Noland has lived in Marietta his whole life, minus the years he spent in college and the Peace Corps. Among the many projects he is a part of, the trolley tours he runs in the city gives him plenty of opportunity to tell travelers to always consider Marietta if they’re looking to re-locate.
“I think it’s a wonderful place to live, I like the history of it and I like the quality of life,” Noland said. “And I like that I can take a walk or bicycle ride any time I want.”
The setup of the city makes it quite easy to spend time outdoors and then get right into your favorite restaurant.
“I can ride my bike on a bike path and then head to the Marietta Brewing Company,” said Ben Keeler, 34.
The large amount of small businesses is also not something to forget about.
“Calling a restaurant for a reservation, calling the candy shop asking for candy to be boxed or shipped, calling the dentist’s or physician’s office, or calling the mayor’s office, one always receives a smile and a helpful answer,” Mabry O’Donnell said.
Often called the “city of firsts,” residents and visitors find the historic draw to be appealing, with all of the old cemeteries, churches, historic buildings and the museums, to name just a few.
Sylvi Caporale, owner of American Flags and Poles, said the historic draw is what brings in visitors to businesses like hers.
“We have so many people who come into town who have never been in a flag store.

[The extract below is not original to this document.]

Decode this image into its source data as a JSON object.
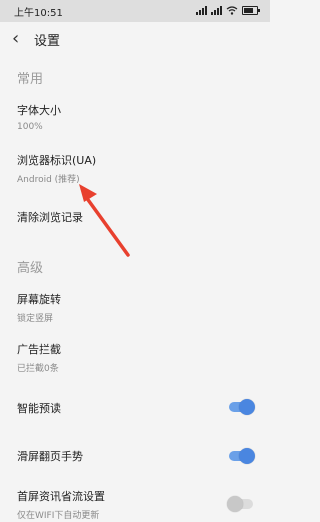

It’s a unique place to shop and to have fun,” she said. “We are used to people coming in who live here and they bring their visitors to us.”
Those small businesses that are hard to find anywhere else make it a great place to visit, as Caporale said many travelers plan trips to stop in Marietta.
“Whether it’s the flowers on the lamp posts or the trees in the spring or the activities that go on in the summer, all of them add to the ambiance of this place,” she said.
Ken Finkel, the president of the Washington County Historical Society, said that Marietta just does not get enough credit for all the history it holds.
“That’s what I like about (it), there’s so much history that people go through life not realizing,” he said.
Finkel said tourists and residents should make a point to visit The Castle, the Gothic-revival house where visitors can enjoy tours and exhibits about the history; the Anchorage, a house built by Douglas Putnam for his wife that was home for many prominent Marietta citizens; and Camp Tupper, where there is much to learn about the Civil War history that comes with the area. There are also Indian burial mounds at Mound Cemetery, which is also home to more Revolutionary War soldiers than any other cemetery in the nation.
“There’s lots to do and always a lot going on,” Finkel said.
The city’s prominence as a two-river town makes for an attraction on its own.
The Marietta Adventure Company, along with providing bike rentals and the opportunity to experience rock climbing in the area, is also a ticket to enjoying the rivers Marietta has to offer through kayaking.
“Being in a river town, I think most of us have had an experience of the rivers from the land. But there’s a lot of opportunity to get on the water and enjoy both the peacefulness and the exercise,” said Hallie Taylor, a manager of the company. “I think one of the neat things in Marietta is you get a totally different perspective of the town. To see it from the water is really special.”
Marietta Adventure Company sells and rents kayaks and transports patrons to locations on the Ohio, Muskingum and some smaller streams and rivers so they can paddle downstream and enjoy the views.
“It’s suitable for beginners or more experienced paddlers,” Taylor said. “It’s also possible to do multi-day trips and to do camping overnight.”
Whether you’re spending the day on the river, an afternoon at a museum or browsing through local businesses, enjoying what Marietta has to offer means looking outside the box what you might find in a major city.
“You have to look beyond the chain malls and attractions,” Beacham said. “We’re a thriving town. We’re small but we’re growing, and every day there’s something new to do and see and experience.”